A WORLD OF VILLAGES: A Six-Year Journey Through Africa and Asia

By

Pub Date: May 26th, 1986
Publisher: Crown

A meandering travelogue, documenting the author's six years spent roaming from village to village in the backwaters of Asia and Africa. ""Travel is addictive,"" the author writes. ""No matter how far you've gone, there are always other lands beyond the horizon, hidden places each with their own peculiar secrets waiting to be revealed. And the very best. . .are those that lie just beyond the borders of the attainable."" It is beyond those borders that Schwartz (China Off the Beaten Track) went, often flouting ever-present security police and bureaucracies that make attaining visas an exercise in superhuman patience. His travels took him from Uganda to India, Nepal, Burma, Bali, New Guinea, Indonesia, Afghanistan (just before the Soviet invasion), Iran (again, just before Khomeini), Syria, Egypt, the Sudan, Zaire, and on and on, often returning to the same location twice across a distance of years. Uganda seemed to be his Waterloo; there on his first visit, he was shot at and jailed by Idi Amin's Special Bureau, while on his second visit (why return?) he ended up volunteering for an exhausting stint assisting in famine relief. There is some beautiful writing here and occasional witty or apt insights. In Rangoon, ""men wore skirts and women smoked cigars."" In Singapore, ""there's a hum of smug prosperity, and you can almost hear the GNP growing."" No one wears a watch in New Guinea: thus, ""if a time for a meeting had to be specified, it was always 6 AM or 6 PM--sunrise or sunset--the two times of day everyone knew."" In the end, though, Schwartz's ramblings seem somehow aimless.
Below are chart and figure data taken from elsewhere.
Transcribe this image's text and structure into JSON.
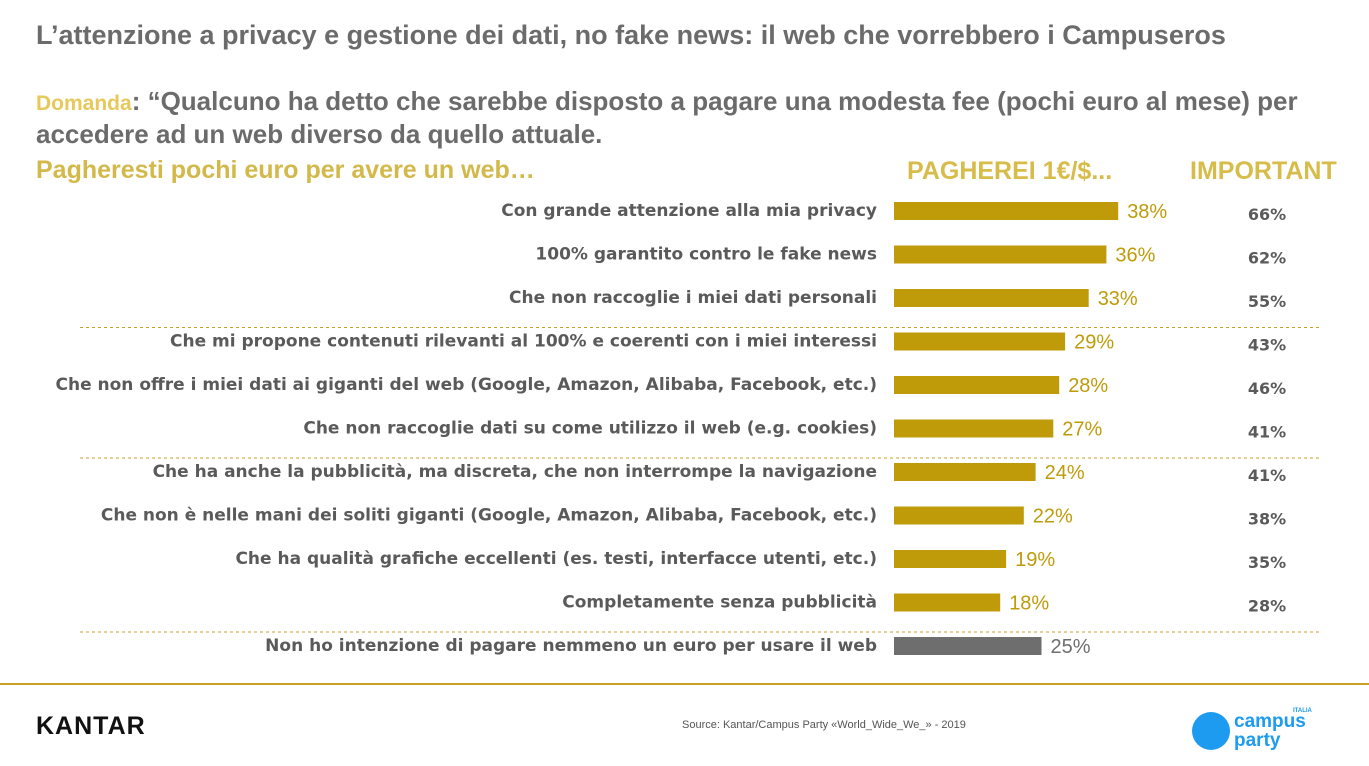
{
  "header": {
    "title": "L’attenzione a privacy e gestione dei dati, no fake news: il web che vorrebbero i Campuseros",
    "question_label": "Domanda",
    "question_text": ": “Qualcuno ha detto che sarebbe disposto a pagare una modesta fee (pochi euro al mese) per accedere ad un web diverso da quello attuale.",
    "subquestion": "Pagheresti pochi euro per avere un web…",
    "col_pay": "PAGHEREI 1€/$...",
    "col_important": "IMPORTANT"
  },
  "chart_data": {
    "type": "bar",
    "orientation": "horizontal",
    "categories": [
      "Con grande attenzione alla mia privacy",
      "100% garantito contro le fake news",
      "Che non raccoglie i miei dati personali",
      "Che mi propone contenuti rilevanti al 100% e coerenti con i miei interessi",
      "Che non offre i miei dati ai giganti del web (Google, Amazon, Alibaba, Facebook, etc.)",
      "Che non raccoglie dati su come utilizzo il web (e.g. cookies)",
      "Che ha anche la pubblicità, ma discreta, che non interrompe la navigazione",
      "Che non è nelle mani dei soliti giganti (Google, Amazon, Alibaba, Facebook, etc.)",
      "Che ha qualità grafiche eccellenti (es. testi, interfacce utenti, etc.)",
      "Completamente senza pubblicità",
      "Non ho intenzione di pagare nemmeno un euro per usare il web"
    ],
    "values": [
      38,
      36,
      33,
      29,
      28,
      27,
      24,
      22,
      19,
      18,
      25
    ],
    "value_labels": [
      "38%",
      "36%",
      "33%",
      "29%",
      "28%",
      "27%",
      "24%",
      "22%",
      "19%",
      "18%",
      "25%"
    ],
    "important_labels": [
      "66%",
      "62%",
      "55%",
      "43%",
      "46%",
      "41%",
      "41%",
      "38%",
      "35%",
      "28%"
    ],
    "bar_colors": [
      "#bf9b0a",
      "#bf9b0a",
      "#bf9b0a",
      "#bf9b0a",
      "#bf9b0a",
      "#bf9b0a",
      "#bf9b0a",
      "#bf9b0a",
      "#bf9b0a",
      "#bf9b0a",
      "#6e6e6e"
    ],
    "separator_after_index": [
      2,
      5,
      9
    ],
    "grid": false
  },
  "footer": {
    "brand": "KANTAR",
    "source": "Source: Kantar/Campus Party «World_Wide_We_» - 2019",
    "logo_line1": "campus",
    "logo_line2": "party",
    "logo_small": "ITALIA"
  },
  "colors": {
    "bar_gold": "#bf9b0a",
    "bar_grey": "#6e6e6e",
    "header_gold": "#d7bc4a",
    "logo_blue": "#1d9bf0"
  }
}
There is no explanation, even, of the decision to return home after six years. It just happens, suddenly, in two sentences. The closest thing to a lesson gleaned from his observations is when he says, early on, that ""I saw so many stereotypes refuted that I sometimes thought that a committee of bigots should be formed to keep our prejudices up to date. . .annual revisions might well be required."" A Blue Highways for the third world.